In September, Texas executed Cleve “Sarge” Foster who had received three previous stays of execution from the U.S. Supreme Court. Read a report from Gloria Rubac, who was with Foster’s family in Huntsville on the day of the execution.
John Balentine received a stay from the U.S. Supreme Court in August 2012, less than an hour before he was due to be put to death in Texas. Balentine argued he deserved a reprieve because an ineffective trial lawyer failed to present mitigating evidence, such as emotional problems and a difficult upbringing, that could have led to a life sentence.
Two people on death row died in custody in 2012: Santos Minjarez from San Antonio died Jan. 14, 2012 in Galveston, six days after he was transferred from death row. The cause of death was septic shock and multiple organ failure. Selwyn Davis of Austin was found dead in his death row cell on July 20, 2012 of suicide.

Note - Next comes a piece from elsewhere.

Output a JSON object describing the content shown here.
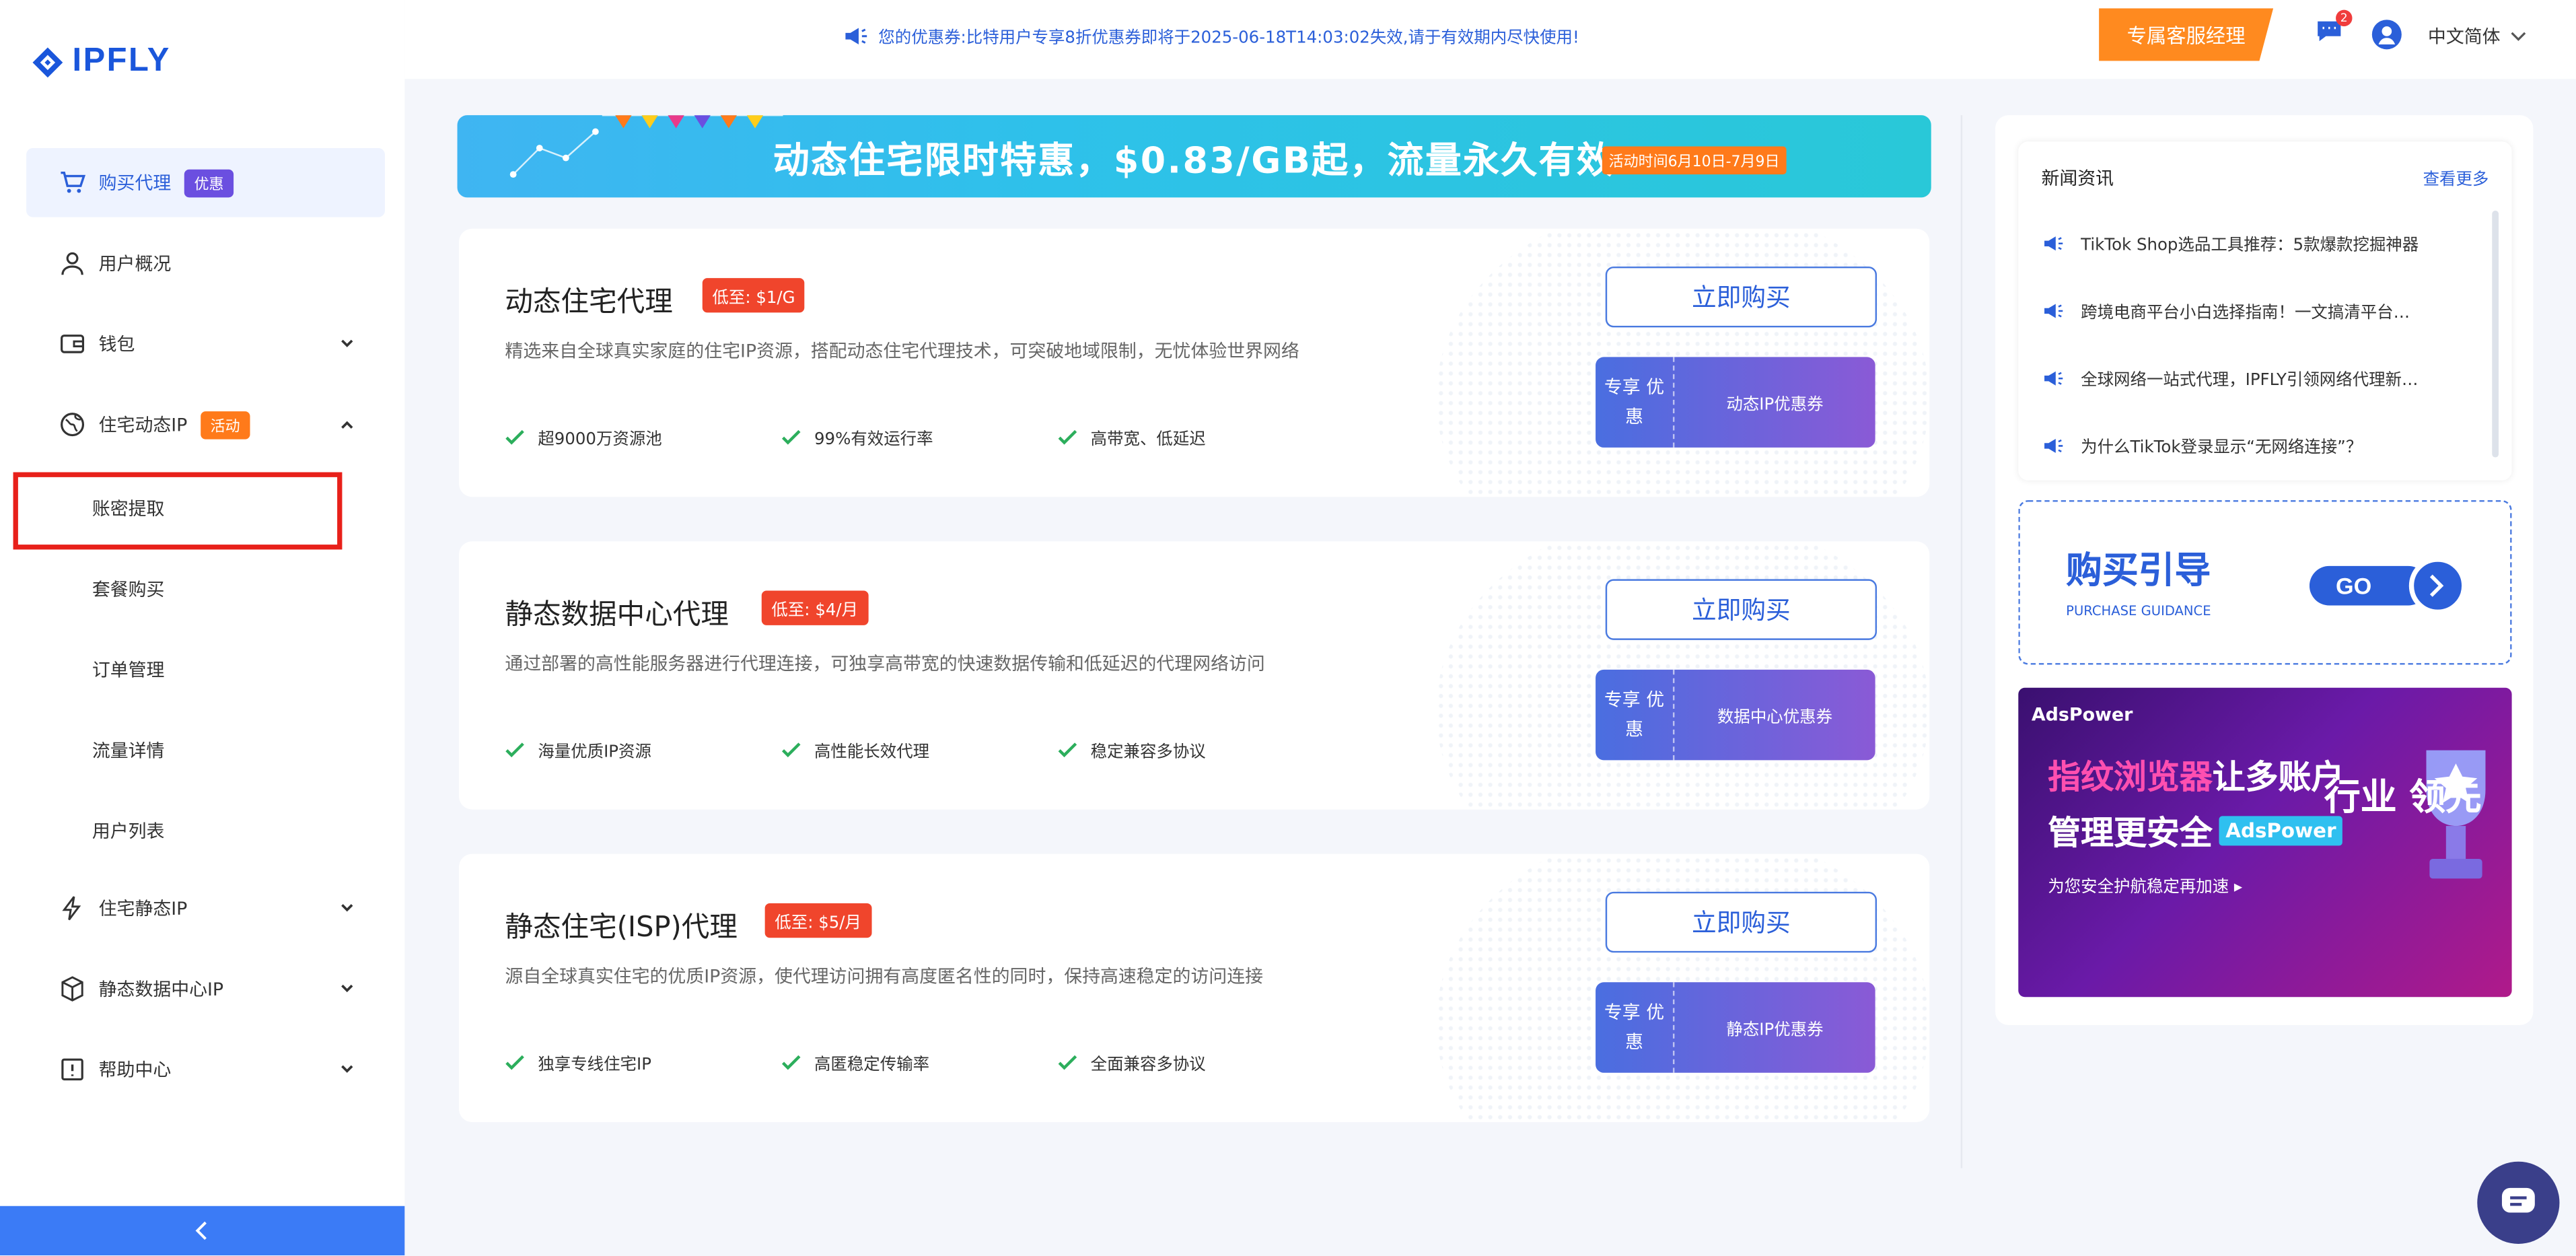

More than three decades after he was sent to death row, Delma Banks Jr. in 2012 agreed to accept a life sentence for the 1980 slaying of acquaintance Richard Whitehead – a murder he has long maintained he did not commit. Banks, who is black, was convicted by an all-white jury of the slaying of 16-year-old Whitehead (white) near Nash, Texas, in 1980.
After 12 years of organizing and lobbying by ordinary grassroots Democrats across the state as well as by exonerated former death row inmates, the Texas Democratic Party has adopted a platform that calls for repealing the death penalty in Texas. “Democrats Against the Death Penalty”, which was formed in 2004, held a meeting at the TDP State Convention in June 2012. Watch a powerful video of Clarence Brandley, an innocent man who spent ten years on Texas death row for a crime he did not commit, speaking at the meeting of “Democrats Against the Death Penalty” on June 8, 2012 at the Texas Democratic Party State Convention in Houston.
In July, the Austin Human Rights Commission passed a resolution calling for Texas to repeal the death penalty and for a statewide moratorium on executions.
In July, Texas changed to a one drug method to carry out executions instead of its previous three-drug method, because of short supply in drugs that was caused by pressure on drug companies from people in the drugs producing countries who are opposed to executions.
In October, Todd Willingham’s family officially requested a pardon for him from the Texas Board of Pardons and Paroles and Governor Rick Perry. No action has yet been taken on the request.
According to KTBC in Austin, hundreds of people rallied at the Texas Capitol at the 13th Annual March to Abolish the Death Penalty on November 3, 2012. Three death row survivors from Witness to Innocence attended the march, including Ron Keine (watch video).